In her case, her real grandmother had gone mad and was kept in the basement by her husband while her sons upstairs were made to believe that their mother died of TB at the hospital. I wanted to bring this up because I think that popular imagination seems to relate honor killing and what happened to my grandmother directly with Islam and certain Muslim countries--which is not exactly fair (nor do I want to perpetuate that myth). Certainly, Islam does not condone and/or tolerate it.
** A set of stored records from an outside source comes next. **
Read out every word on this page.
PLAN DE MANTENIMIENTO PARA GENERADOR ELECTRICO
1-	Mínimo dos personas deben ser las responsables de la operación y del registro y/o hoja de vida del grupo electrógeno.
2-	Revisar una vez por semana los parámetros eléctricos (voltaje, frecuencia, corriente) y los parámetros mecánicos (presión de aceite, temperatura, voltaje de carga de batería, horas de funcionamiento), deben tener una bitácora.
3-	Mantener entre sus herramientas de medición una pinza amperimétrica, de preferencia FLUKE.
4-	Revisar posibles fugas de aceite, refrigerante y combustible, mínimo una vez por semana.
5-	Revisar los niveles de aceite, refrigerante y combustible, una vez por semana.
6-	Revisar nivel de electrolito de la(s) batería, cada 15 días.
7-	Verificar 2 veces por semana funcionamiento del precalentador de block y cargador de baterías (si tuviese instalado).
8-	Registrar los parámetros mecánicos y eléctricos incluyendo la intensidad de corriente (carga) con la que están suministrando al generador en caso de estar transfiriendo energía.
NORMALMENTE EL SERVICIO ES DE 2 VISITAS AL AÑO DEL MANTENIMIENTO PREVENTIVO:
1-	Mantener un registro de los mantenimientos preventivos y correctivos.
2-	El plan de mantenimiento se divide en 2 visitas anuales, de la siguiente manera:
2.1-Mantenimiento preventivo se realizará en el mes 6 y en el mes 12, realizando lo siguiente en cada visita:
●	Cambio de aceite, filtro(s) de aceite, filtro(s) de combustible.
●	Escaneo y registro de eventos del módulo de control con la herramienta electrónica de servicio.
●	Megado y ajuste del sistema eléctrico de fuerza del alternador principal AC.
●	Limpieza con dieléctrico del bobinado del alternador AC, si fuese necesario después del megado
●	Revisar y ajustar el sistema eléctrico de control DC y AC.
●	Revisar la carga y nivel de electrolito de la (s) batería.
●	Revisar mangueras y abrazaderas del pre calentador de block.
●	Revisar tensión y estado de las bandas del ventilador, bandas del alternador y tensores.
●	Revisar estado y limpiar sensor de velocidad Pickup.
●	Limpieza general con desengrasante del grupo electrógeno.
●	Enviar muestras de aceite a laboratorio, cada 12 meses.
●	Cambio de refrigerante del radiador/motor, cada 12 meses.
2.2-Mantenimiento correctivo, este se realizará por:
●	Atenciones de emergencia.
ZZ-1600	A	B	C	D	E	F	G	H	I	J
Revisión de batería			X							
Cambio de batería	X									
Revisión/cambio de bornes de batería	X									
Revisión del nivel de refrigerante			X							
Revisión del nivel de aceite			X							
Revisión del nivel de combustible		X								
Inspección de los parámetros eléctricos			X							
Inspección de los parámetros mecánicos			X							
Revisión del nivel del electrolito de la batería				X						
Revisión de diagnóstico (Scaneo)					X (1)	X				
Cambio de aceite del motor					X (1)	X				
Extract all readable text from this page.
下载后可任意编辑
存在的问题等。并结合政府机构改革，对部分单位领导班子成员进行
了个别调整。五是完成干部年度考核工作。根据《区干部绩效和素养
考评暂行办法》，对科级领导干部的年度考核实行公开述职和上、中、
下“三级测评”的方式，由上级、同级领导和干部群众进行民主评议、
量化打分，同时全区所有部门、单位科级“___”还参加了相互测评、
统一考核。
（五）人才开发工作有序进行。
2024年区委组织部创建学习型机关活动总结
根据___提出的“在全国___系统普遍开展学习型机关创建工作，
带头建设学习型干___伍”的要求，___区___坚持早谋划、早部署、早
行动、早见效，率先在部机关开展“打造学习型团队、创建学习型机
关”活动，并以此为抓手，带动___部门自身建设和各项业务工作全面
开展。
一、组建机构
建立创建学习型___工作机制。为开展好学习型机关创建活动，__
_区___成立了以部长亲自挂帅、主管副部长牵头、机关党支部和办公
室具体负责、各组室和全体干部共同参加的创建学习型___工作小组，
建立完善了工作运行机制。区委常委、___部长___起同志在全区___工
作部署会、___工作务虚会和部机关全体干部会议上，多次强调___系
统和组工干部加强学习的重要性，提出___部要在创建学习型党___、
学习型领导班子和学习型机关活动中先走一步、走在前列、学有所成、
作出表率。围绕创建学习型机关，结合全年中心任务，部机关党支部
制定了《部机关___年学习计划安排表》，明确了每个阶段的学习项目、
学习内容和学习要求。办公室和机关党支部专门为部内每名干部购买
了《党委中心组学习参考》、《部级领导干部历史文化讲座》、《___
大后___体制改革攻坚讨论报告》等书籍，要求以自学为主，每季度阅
"Murder of kin on the justification of restoring family honour is frequent not only in Arab Muslim society, but also in other societies, not excluding those, for example, of Sardinia and Sicily. This does not mean that Roman Catholicism encourages it. Honour killing frequently appears in other cultures such as those of Brazil, Spain, Colombia, and Mexico and has been represented in literary works such as those by Spanish playwright Garcia Lorca and Colombian writer Gabrial Garcia Marquez. Subjugation, exploitation, and commodification of women are ancient and widespread . . . the fact that Hammurabi, Aristotle, Augustus, Aquinas, and others, were occupied by notions of sexual conduct, honour, and shedding of blood demonstrates that killing for honour transcends space, religion, and time. . . Honour killing is simply an extreme redress by men who interpret the sacred texts according to their tribal vision of life."        
~ Amir H. Jafri (Honour Killing: Dilemma, Ritual, Understand)
What really interests me is how specifically women in families come to be the tangible symbol of honor. She is sacrificed repeatedly as a symbol, not as a person. In the view of the world around her, she has disappeared.